The proposal resurfaced in the mid–1950s, when representatives from Fresno, Madera, and Merced counties began lobbying for a highway across the Sierra. Supporters promoted the route as a way to reach the "rich markets to the east," while others argued for it on national-defense grounds.

A 1957 study by the Bureau of Public Roads and the U.S. Forest Service concluded that a highway was feasible. Opposition subsequently grew in the Mammoth area, where residents gathered hundreds of signatures against the proposal, laying the groundwork for a local movement led in part by Genny Smith.

In 1966, California state highway engineer J. C. Womack concluded that although the highway was technically feasible, construction would be difficult and expensive. His report cited the need for large bridges across steep canyons, unusually high snow–removal costs, and the possibility that blasting near Devils Postpile National Monument could damage the monument's basalt columns. Womack recommended that neither state nor federal funds be allocated to the project, although some state legislators continued to support it.
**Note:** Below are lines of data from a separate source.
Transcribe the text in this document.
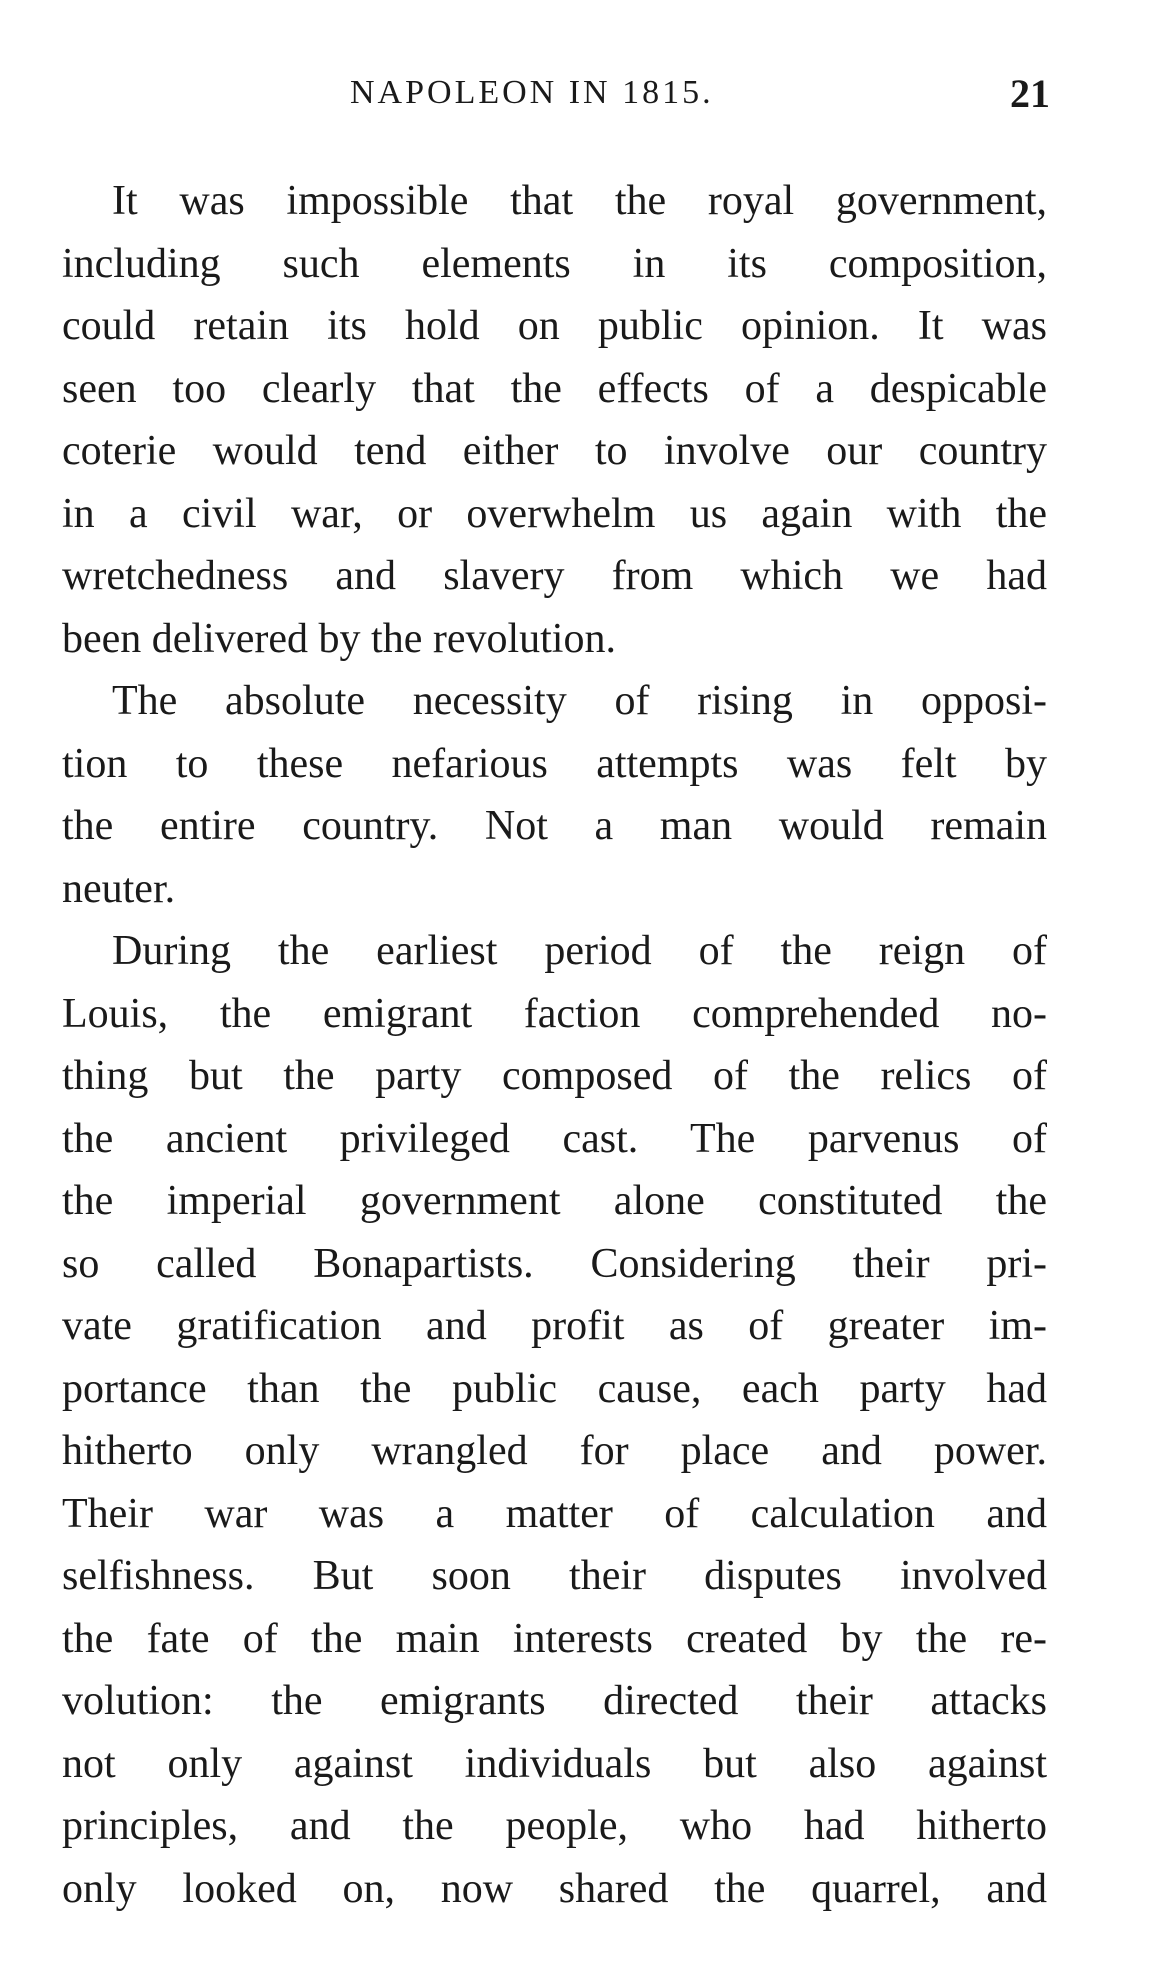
NAPOLEON IN 1815.	21

It was impossible that the royal government,
including such elements in its composition,
could retain its hold on public opinion. It was
seen too clearly that the effects of a despicable
coterie would tend either to involve our country
in a civil war, or overwhelm us again with the
wretchedness and slavery from which we had
been delivered by the revolution.

The absolute necessity of rising in opposi-
tion to these nefarious attempts was felt by
the entire country. Not a man would remain
neuter.

During the earliest period of the reign of
Louis, the emigrant faction comprehended no-
thing but the party composed of the relics of
the ancient privileged cast. The parvenus of
the imperial government alone constituted the
so called Bonapartists. Considering their pri-
vate gratification and profit as of greater im-
portance than the public cause, each party had
hitherto only wrangled for place and power.
Their war was a matter of calculation and
selfishness. But soon their disputes involved
the fate of the main interests created by the re-
volution: the emigrants directed their attacks
not only against individuals but also against
principles, and the people, who had hitherto
only looked on, now shared the quarrel, and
=== Environmental review and rejection ===

An environmental impact statement issued in 1971 concluded that the proposed highway would have "substantial adverse impacts," citing effects on scenery, soils, vegetation, fish, wildlife, and recreation areas. California subsequently objected to the proposal, arguing that its environmental effects had not been adequately addressed.

In 1972, Governor Ronald Reagan announced during a pack trip in the Sierra Nevada that President Richard Nixon opposed the highway and supported closing the remaining gap between the surrounding protected areas. At Summit Meadow, Reagan declared that "the proposed Trans-Sierra Highway will not be built."